I have lost relationships, my previous framework of thinking, and my tightly held certainty, and there is grief in this. But this kind of grief has led to great joy in the life I have gained.
Going through religious trauma therapy and spending time with people who accept me have been vital to my healing and moving forward. Instead of finding a world of fear, I’ve found people who love and support each other, people who don’t show love through control.
The liberation of having agency in my life is worth it. I have choices now, and even though that can be overwhelming, I’m thankful I don’t have someone else telling me how I should live and love. I finally got my degree at the age of thirty, and I’m able to work in a career that I love. I’m free to love the man I hadn’t been allowed to date and to build a life with him away from shame, judgment, and narrow-minded thinking. I’m free to pick which movies I watch and music I listen to. I’m free to take the space and time I need. I’m free to speak up about abuse and injustice. I’m free to think and plan and dream.

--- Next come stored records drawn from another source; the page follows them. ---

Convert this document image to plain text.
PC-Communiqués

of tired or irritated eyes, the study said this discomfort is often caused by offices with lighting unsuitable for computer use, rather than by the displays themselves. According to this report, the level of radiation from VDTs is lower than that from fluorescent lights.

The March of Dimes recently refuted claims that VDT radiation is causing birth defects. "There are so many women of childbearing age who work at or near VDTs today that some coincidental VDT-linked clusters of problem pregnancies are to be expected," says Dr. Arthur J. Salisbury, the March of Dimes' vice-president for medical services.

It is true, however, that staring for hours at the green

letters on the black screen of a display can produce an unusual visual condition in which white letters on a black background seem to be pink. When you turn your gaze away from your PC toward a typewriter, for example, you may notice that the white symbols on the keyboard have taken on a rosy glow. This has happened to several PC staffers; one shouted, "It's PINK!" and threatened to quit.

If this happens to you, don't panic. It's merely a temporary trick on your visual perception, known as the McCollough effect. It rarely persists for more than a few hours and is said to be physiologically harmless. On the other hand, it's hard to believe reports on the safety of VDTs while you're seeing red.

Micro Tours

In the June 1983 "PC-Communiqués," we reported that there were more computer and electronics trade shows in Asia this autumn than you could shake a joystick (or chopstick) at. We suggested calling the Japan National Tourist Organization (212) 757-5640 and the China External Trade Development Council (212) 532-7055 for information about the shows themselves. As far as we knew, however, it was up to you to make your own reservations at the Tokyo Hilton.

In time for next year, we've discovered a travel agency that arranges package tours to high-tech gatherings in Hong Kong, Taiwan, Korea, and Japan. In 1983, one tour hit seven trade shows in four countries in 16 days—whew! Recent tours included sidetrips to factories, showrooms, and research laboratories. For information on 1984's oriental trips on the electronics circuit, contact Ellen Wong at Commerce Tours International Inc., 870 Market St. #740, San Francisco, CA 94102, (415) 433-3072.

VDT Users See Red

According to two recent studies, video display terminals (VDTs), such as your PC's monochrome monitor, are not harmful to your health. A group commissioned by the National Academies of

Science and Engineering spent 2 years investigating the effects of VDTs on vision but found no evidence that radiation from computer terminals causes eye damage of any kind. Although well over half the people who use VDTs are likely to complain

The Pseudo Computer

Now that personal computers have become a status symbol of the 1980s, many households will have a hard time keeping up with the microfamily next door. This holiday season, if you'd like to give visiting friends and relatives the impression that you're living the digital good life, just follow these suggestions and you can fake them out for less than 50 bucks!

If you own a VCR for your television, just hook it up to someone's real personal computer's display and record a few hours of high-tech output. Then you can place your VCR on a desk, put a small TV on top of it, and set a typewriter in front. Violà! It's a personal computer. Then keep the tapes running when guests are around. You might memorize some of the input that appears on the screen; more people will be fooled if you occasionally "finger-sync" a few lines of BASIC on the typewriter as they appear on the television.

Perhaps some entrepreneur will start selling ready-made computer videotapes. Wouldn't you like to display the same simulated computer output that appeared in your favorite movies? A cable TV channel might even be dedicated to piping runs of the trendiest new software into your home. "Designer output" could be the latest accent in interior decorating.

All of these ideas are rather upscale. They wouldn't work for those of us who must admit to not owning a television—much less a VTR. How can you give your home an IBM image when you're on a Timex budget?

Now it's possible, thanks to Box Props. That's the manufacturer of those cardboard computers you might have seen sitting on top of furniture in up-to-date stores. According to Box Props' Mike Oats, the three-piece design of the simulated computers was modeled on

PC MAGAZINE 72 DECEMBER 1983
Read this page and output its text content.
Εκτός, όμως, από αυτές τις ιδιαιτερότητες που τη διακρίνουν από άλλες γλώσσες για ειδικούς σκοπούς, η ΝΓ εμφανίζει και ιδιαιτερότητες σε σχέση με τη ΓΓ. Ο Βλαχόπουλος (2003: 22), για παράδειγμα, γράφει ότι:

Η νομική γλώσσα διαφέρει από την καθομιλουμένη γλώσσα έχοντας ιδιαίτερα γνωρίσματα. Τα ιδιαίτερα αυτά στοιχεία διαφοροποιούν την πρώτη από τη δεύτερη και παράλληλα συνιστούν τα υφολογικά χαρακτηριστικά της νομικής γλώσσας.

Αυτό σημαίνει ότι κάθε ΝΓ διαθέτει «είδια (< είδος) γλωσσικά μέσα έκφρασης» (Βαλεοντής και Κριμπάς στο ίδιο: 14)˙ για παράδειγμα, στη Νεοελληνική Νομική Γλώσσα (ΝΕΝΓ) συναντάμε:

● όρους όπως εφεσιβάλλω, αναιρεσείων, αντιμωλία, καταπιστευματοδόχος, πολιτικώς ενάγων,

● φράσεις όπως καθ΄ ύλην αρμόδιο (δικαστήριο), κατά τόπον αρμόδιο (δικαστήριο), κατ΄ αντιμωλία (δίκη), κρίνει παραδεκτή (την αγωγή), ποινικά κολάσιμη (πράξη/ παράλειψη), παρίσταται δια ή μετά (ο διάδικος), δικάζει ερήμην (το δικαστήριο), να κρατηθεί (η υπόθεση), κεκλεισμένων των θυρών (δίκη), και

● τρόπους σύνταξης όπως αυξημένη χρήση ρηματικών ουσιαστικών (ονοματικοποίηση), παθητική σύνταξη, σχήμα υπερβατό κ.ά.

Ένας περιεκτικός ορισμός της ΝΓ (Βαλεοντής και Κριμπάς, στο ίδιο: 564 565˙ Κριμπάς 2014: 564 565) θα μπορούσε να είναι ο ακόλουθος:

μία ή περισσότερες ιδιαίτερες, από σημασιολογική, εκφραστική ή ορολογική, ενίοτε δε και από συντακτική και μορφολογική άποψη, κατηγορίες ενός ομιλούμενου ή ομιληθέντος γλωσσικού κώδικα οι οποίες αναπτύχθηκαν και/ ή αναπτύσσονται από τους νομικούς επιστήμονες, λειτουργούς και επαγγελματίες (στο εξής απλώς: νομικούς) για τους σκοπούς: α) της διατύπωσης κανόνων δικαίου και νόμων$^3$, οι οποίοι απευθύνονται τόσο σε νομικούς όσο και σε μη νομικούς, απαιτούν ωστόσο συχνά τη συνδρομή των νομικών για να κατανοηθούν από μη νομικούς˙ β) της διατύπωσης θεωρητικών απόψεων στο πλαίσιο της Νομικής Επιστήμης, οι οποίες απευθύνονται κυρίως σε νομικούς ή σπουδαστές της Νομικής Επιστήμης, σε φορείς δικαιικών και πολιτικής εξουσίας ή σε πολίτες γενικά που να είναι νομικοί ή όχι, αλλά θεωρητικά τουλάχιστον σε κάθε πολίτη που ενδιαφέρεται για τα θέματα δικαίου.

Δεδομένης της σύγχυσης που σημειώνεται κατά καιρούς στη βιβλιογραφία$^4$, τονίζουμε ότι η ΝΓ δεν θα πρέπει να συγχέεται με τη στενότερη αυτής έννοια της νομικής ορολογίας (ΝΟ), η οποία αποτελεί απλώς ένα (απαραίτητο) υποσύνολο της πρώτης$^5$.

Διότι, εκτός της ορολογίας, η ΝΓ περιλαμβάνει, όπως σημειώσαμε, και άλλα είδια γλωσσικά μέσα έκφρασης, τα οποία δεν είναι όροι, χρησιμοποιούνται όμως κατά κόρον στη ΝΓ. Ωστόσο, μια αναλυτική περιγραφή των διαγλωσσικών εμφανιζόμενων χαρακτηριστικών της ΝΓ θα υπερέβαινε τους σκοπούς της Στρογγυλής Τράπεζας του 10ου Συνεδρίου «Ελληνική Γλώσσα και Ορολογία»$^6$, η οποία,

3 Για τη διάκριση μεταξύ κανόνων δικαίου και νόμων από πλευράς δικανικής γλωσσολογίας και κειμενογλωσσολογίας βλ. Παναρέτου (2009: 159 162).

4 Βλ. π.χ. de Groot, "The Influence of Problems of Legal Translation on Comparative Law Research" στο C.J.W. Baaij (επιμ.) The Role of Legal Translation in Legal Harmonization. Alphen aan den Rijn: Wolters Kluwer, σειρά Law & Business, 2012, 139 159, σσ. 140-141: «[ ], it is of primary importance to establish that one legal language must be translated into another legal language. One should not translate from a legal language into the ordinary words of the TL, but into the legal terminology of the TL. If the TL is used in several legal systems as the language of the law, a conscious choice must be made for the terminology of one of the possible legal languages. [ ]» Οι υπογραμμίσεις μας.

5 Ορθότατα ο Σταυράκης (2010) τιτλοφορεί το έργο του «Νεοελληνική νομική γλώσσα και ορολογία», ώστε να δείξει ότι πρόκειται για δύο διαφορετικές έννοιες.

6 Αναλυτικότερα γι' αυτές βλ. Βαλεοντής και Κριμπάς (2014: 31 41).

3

I’m free to be myself.
If I could talk to my former self, I would tell her not to lose hope and to trust her intuition. I would tell her that there are other ways to live and that abuse is never okay. I would tell her that anyone using God to control, manipulate, and harm others doesn’t know the God of love. I would tell her that the world is wide open for her to explore when she’s ready. I would tell her it gets better on the other side.